L’AQUILA – Gli operai della ricostruzione dell’Aquila pagavano il pizzo. Il pizzo sullo stipendio. Era un’impresa legata al clan dei casalesi a imporre lo sfruttamento in dieci cantieri della città terremotata.

Metà del compenso, il trattamento di fine rapporto e i soldi della cassa edile passavano sul conto di quaranta manovali arruolati nel casertano, ma poi finivano nelle tasche di Alfonso Di Tella, imprenditore campano da anni residente all’Aquila ed esponente di spicco del gruppo di imprenditori legati a Michele Zagaria.

Oggi Di Tella insieme al fratello (Cipriano), al figlio (Domenico), a quattro imprenditori aquilani (Elio Gizzi, Michele Bianchini, Dino e Marino Serpetti) è stato arrestato dalla Guardia di Finanza dell’Aquila. Gravi le accuse mosse dal sostituto procuratore David Mancini e dal procuratore Fausto Cardella: sfruttamento ed estorsione con l’aggravante di voler finanziare il clan.

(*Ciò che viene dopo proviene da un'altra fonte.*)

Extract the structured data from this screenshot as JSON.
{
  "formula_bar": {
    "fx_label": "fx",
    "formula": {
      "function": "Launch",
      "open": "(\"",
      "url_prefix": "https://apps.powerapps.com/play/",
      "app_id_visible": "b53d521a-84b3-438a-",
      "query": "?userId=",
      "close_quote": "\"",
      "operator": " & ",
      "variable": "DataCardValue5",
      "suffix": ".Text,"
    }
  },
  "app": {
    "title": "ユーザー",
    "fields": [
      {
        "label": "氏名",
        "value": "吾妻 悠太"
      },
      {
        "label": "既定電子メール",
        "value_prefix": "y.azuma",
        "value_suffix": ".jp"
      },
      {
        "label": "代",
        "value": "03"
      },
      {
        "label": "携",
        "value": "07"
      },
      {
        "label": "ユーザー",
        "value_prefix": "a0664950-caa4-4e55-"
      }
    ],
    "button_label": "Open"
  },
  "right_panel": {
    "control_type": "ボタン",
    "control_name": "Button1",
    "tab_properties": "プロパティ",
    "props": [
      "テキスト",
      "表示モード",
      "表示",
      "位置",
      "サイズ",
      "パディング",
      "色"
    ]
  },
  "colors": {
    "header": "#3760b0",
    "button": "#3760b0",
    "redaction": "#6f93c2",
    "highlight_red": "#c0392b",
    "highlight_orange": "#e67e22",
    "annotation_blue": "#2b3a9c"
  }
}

“Oltre alla ricostruzione degli edifici pubblici che, per la normativa di riferimento, offre determinate garanzie di evidenza e prevede un sistema di controlli che consente un più efficace contrasto a forme di illegalità – scrive nell’ordinanza il gip Marco Billi – ha assunto particolare importanza anche la ricostruzione privata, ossia quell’insieme di interventi edilizi (spesso complessi) realizzati con denaro pubblico ma volti a ricostruire immobili di proprietà privata. A differenza di quella pubblica, la ricostruzione privata non prevede un metodo efficiente attraverso il quale la pubblica amministrazione possa imporre all’appaltatore di indicare in anticipo la quota di lavori che intende dare in subappalto e individuare in anticipo le imprese subappaltatrici, né contempla forme sanzionatorie o comunque recuperatorie del denaro pubblico nel momento in cui si accerti che l’appalto è stato eseguito in maniera difforme da quanto pattuito nell’affidamento”.

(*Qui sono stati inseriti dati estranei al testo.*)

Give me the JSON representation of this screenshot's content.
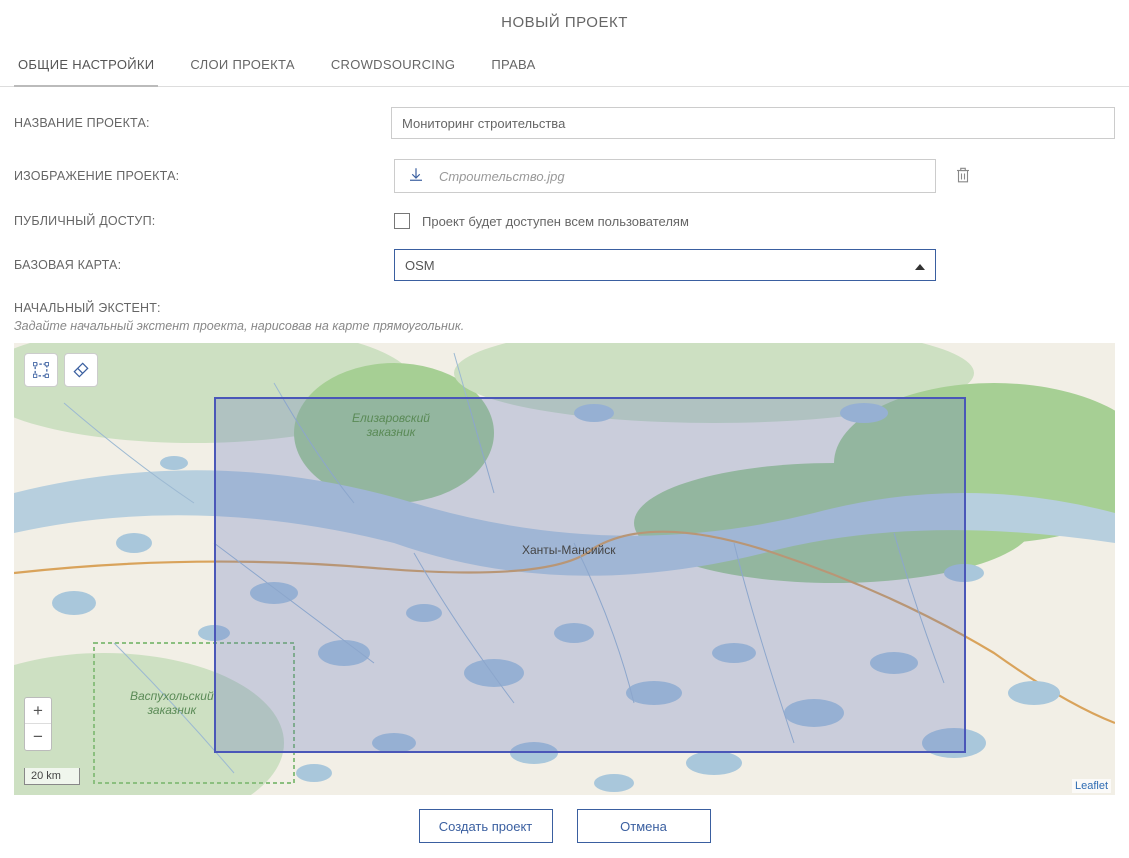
{
  "header": {
    "title": "НОВЫЙ ПРОЕКТ"
  },
  "tabs": [
    {
      "label": "ОБЩИЕ НАСТРОЙКИ",
      "active": true
    },
    {
      "label": "СЛОИ ПРОЕКТА",
      "active": false
    },
    {
      "label": "CROWDSOURCING",
      "active": false
    },
    {
      "label": "ПРАВА",
      "active": false
    }
  ],
  "form": {
    "name_label": "НАЗВАНИЕ ПРОЕКТА:",
    "name_value": "Мониторинг строительства",
    "image_label": "ИЗОБРАЖЕНИЕ ПРОЕКТА:",
    "image_placeholder": "Строительство.jpg",
    "public_label": "ПУБЛИЧНЫЙ ДОСТУП:",
    "public_checkbox_label": "Проект будет доступен всем пользователям",
    "public_checked": false,
    "basemap_label": "БАЗОВАЯ КАРТА:",
    "basemap_value": "OSM"
  },
  "extent": {
    "title": "НАЧАЛЬНЫЙ ЭКСТЕНТ:",
    "hint": "Задайте начальный экстент проекта, нарисовав на карте прямоугольник."
  },
  "map": {
    "city": "Ханты-Мансийск",
    "reserve1_line1": "Елизаровский",
    "reserve1_line2": "заказник",
    "reserve2_line1": "Васпухольский",
    "reserve2_line2": "заказник",
    "scale": "20 km",
    "attribution": "Leaflet"
  },
  "footer": {
    "submit": "Создать проект",
    "cancel": "Отмена"
  }
}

E aggiunge: “Questa condizione di sostanziale scarsa trasparenza ha consentito all’Aquila ad alcune società (ad es. Todima s.r.l. e Domus dei F.lli Gizzi s.r.l.) di acquisire contemporaneamente un numero di appalti superiore alle proprie possibilità, affidandosi ad imprenditori in grado di organizzare tutte le attività di cantiere (che le suddette società hanno delegato ai Di Tella) ed in grado di reclutare manodopera a basso costo (sottoposta a sfruttamento attraverso condotte estorsive). Attraverso l’abbattimento dei costi realizzato, grazie all’intervento dei Di Tella, con le condotte estorsive poste in essere nei confronti dei lavoratori sfruttati, le società aquilane si sono garantite cospicui guadagni. I legali rappresentanti di queste società aquilane hanno consapevolmente e scientemente collaborato con i Di Tella in quest’opera di abbattimento dei costi in quanto le buste paga emesse della Todima s.r.l. e della Domus dei F.lli Gizzi s.r.l. erano regolari ma poi venivano consegnate in copia ai Di Tella che attivavano una sorta di contabilità parallela per conteggiare le restituzioni in denaro estorte ai lavoratori”.

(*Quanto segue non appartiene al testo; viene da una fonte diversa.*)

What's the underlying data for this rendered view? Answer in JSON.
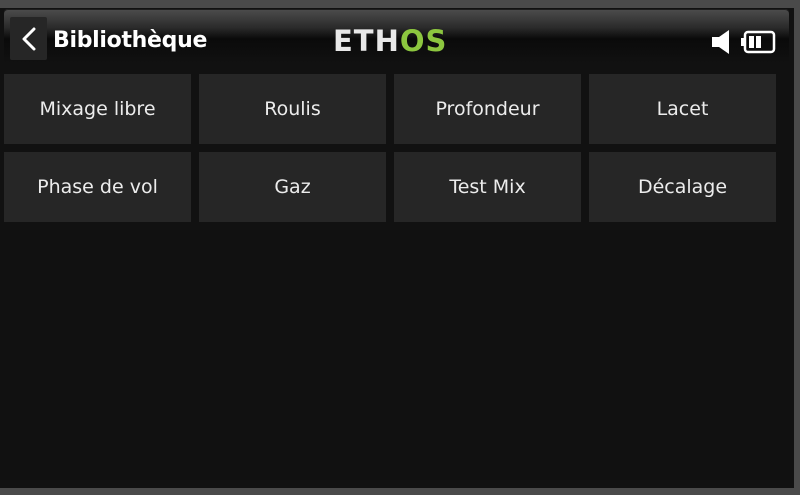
{
  "header": {
    "back_icon": "chevron-left-icon",
    "title": "Bibliothèque",
    "logo_part1": "ETH",
    "logo_part2": "OS",
    "logo_accent_color": "#8cc63f",
    "speaker_icon": "speaker-icon",
    "battery_icon": "battery-icon"
  },
  "library": {
    "items": [
      {
        "label": "Mixage libre"
      },
      {
        "label": "Roulis"
      },
      {
        "label": "Profondeur"
      },
      {
        "label": "Lacet"
      },
      {
        "label": "Phase de vol"
      },
      {
        "label": "Gaz"
      },
      {
        "label": "Test Mix"
      },
      {
        "label": "Décalage"
      }
    ]
  },
  "colors": {
    "background": "#111111",
    "tile": "#262626",
    "text": "#ececec"
  }
}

“Il sistema orchestrato dagli indagati – prosegue il gip – oltre a creare un intero settore economico nel quale è riscontrabile un pesante sfruttamento dei lavoratori, ha anche alterato profondamente le regole della concorrenza ed ha inquinato sensibilmente il settore della ricostruzione privata. La riduzione dei costi è stata ottenuta attraverso il ricorso a un metodo intimidatorio nei confronti dei lavoratori attuato dai reclutatori di manodopera che hanno sfruttato connivenze ed amicizie con personaggi di spicco del clan casalese di Michele Zagaria. I lavoratori percepiscono una retribuzione solo apparentemente completa e regolare, ma sono obbligati a restituire parte di quanto ricevuto. Viene creata, in tal modo, la disponibilità di ingenti somme di denaro liquido.  Attraverso l’opera dei Di Tella, infine, il clan casalese di Michele Zagaria si presenta sul territorio di riferimento come soggetto in grado di garantire concrete e rapide opportunità di lavoro”.

L’indagine coordinata dal comandante provinciale della gdf  Giovanni Domenico Castrignanò è durata oltre due anni per far emergere come i casalesi in affari con imprenditori aquilani sfruttavano operai e soldi della ricostruzione.